La fille du cabinotier
“La fille du cabinotier” de Pierrette Frochaux aux Editions Plaisir de lire
Monique Misiego | Qu’est-ce qu’un cabinotier ? Un horloger tout simplement. On peut d’ores et déjà s’imaginer que ce roman se déroule dans le monde de l’horlogerie. Et que ce métier de cabinotier reste très précaire et tributaire de la conjoncture. Jeanne est une des filles du cabinotier. On est à la fin du XIXe siècle. A Genève. L’auteure dépeint la ville de façon réaliste, dans les lieux réputés, en bien ou en mal. On y rencontre des personnages historiques qui côtoient les personnages de ce roman.
Le contexte social est pauvre, une mère sans ressources, un père privé de travail car sa vue baisse. A cette époque-là, on peut très vite basculer car il n’y a pas ou très peu d’aides sous toutes leurs formes comme on les trouve maintenant. Quand on est issu d’un milieu modeste, tout est survie. Et quand on est issu des classes sociales défavorisées, il y a de très fortes chances qu’on y reste, et que nos enfants aussi à l’âge adulte. C’est ainsi, les riches entre eux, les pauvres restent pauvres.
Le catholicisme se frotte au calvinisme, c’est l’émergence des idées socialistes ou anarchistes, même le féminisme est déjà d’actualité, c’est dire que la lutte ne date pas d’hier.

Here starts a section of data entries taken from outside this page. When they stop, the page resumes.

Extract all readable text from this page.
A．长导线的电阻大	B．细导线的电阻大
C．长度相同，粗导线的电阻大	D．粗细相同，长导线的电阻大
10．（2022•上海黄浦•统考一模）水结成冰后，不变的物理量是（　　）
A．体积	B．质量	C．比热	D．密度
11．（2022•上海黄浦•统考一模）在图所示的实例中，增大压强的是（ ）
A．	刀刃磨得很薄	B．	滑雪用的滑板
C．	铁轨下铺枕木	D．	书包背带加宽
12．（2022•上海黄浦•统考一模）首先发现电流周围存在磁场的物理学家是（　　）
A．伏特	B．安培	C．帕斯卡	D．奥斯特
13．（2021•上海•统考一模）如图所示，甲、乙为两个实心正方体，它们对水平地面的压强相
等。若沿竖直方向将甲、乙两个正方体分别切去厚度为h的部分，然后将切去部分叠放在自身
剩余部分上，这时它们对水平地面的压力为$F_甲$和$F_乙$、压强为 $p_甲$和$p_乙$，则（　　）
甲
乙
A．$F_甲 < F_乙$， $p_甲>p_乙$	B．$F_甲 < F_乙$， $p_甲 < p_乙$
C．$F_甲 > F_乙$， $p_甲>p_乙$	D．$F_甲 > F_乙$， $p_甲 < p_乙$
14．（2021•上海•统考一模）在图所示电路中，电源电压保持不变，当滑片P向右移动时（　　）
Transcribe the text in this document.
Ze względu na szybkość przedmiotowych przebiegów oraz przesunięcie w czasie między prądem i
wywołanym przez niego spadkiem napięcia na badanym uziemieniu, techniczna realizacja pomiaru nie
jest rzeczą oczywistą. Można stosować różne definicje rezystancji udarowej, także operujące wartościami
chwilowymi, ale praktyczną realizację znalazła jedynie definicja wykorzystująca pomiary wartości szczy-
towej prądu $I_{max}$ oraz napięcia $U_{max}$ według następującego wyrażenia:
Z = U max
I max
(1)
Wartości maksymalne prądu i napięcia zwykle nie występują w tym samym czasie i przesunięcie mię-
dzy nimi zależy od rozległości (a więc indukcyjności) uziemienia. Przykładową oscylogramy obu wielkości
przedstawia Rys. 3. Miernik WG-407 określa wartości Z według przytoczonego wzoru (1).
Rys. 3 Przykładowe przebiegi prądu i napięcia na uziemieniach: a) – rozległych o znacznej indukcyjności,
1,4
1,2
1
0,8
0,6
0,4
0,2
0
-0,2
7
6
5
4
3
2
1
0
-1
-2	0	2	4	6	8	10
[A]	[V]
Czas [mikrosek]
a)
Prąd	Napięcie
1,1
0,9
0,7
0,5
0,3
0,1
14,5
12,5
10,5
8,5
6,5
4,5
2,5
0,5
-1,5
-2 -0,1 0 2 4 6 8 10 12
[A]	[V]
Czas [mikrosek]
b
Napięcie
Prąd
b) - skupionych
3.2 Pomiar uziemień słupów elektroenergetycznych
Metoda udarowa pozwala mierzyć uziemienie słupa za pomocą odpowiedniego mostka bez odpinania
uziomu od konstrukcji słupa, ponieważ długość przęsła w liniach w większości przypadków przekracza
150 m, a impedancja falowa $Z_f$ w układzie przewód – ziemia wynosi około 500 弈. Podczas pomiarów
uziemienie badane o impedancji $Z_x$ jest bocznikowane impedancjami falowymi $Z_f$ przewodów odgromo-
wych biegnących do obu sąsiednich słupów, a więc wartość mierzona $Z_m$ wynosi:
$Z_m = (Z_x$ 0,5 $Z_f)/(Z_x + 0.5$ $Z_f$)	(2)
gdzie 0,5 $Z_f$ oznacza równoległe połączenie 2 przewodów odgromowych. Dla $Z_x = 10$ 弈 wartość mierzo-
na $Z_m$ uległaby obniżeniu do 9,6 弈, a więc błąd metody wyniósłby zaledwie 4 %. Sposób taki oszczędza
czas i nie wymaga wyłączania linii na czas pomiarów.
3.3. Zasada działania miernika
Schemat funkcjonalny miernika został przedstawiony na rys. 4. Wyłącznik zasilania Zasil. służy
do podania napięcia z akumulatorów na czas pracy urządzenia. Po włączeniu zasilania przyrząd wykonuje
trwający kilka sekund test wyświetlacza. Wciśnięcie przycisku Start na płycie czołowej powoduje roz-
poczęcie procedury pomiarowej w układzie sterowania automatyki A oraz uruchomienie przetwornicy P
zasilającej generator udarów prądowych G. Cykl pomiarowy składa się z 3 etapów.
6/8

L’auteure s’appuie aussi sur des repères historiques comme la grève générale qui a suivi la première guerre mondiale, la grippe espagnole ou la crise boursière de 1929. Tous ces évènements auront un impact sur la population, surtout sur les plus modestes.
Vous l’aurez compris, on y parle surtout de misère, de grossesses non désirées, de la condition des femmes qui ne pouvaient pas dire ou faire grand-chose et de la condition des ouvriers. On comprend mieux toutes ces luttes sociales qui ont eu lieu depuis ce moment-là. Nous comprenons aussi que nos conditions de femmes, de travailleurs ont passablement évolué même si elles restent précaires. C’est un roman social avant tout, construit sur des personnages fictifs mais parfois aussi réels, sur des faits historiques, qui donnent à l’auteure l’occasion de parler des terribles dégâts que peuvent faire la misère et les dysfonctionnements familiaux qui vont souvent de pair. Et le manque de perspectives doublé du manque de confiance en soi qu’avaient les gens miséreux de l’époque ne fait rien pour arranger les choses. Dans ce contexte-là, quand on est pauvre, on le reste.
L’histoire maintenant. Jeanne est dès son enfance confrontée à ce monde de détresse sociale. Elle-même aura trois enfants, mais ses conditions de vie sont si désastreuses qu’elle devra se résoudre à les abandonner à son tour. Malgré de courtes éclaircies de bonheur, en dépit de quelques amitiés sincères et d’un peu de bienveillance, la misère, la maladie, l’impossibilité de sortir de sa condition la condamnent à une lutte sans fin pour une vie plus digne. Il y a Ernest, son père, autoritaire mais juste, qui a pu garder ses enfants sous son toit – du moins ceux qui ont survécu. Elle n’aura pas cette chance, ayant affaire toute sa vie à ces orphelinats qui prendront en charge les enfants qu’elle ne peut assumer.
On pourrait penser que c’est un roman très noir, mais il n’en est rien. Elle décrit simplement la vie de cette époque, ni plus ni moins, et même si la vie n’était pas facile, il y a tout de mêmes quelques moments de bonheur. Des bonheurs simples mais des bonheurs quand-même.
Pierrette Frochaux est née à la Fusterie, à Genève, en 1949. Elle est libraire de formation. En 1974, elle quitte sa ville natale pour se marier et s’installer à Lausanne. Elle renonce définitivement à la librairie en 1999, et devient documentaliste puis archiviste. Elle est aujourd’hui retraitée. Elle a publié « Nos chers protégés » aux Editions d’En Bas, en 2015.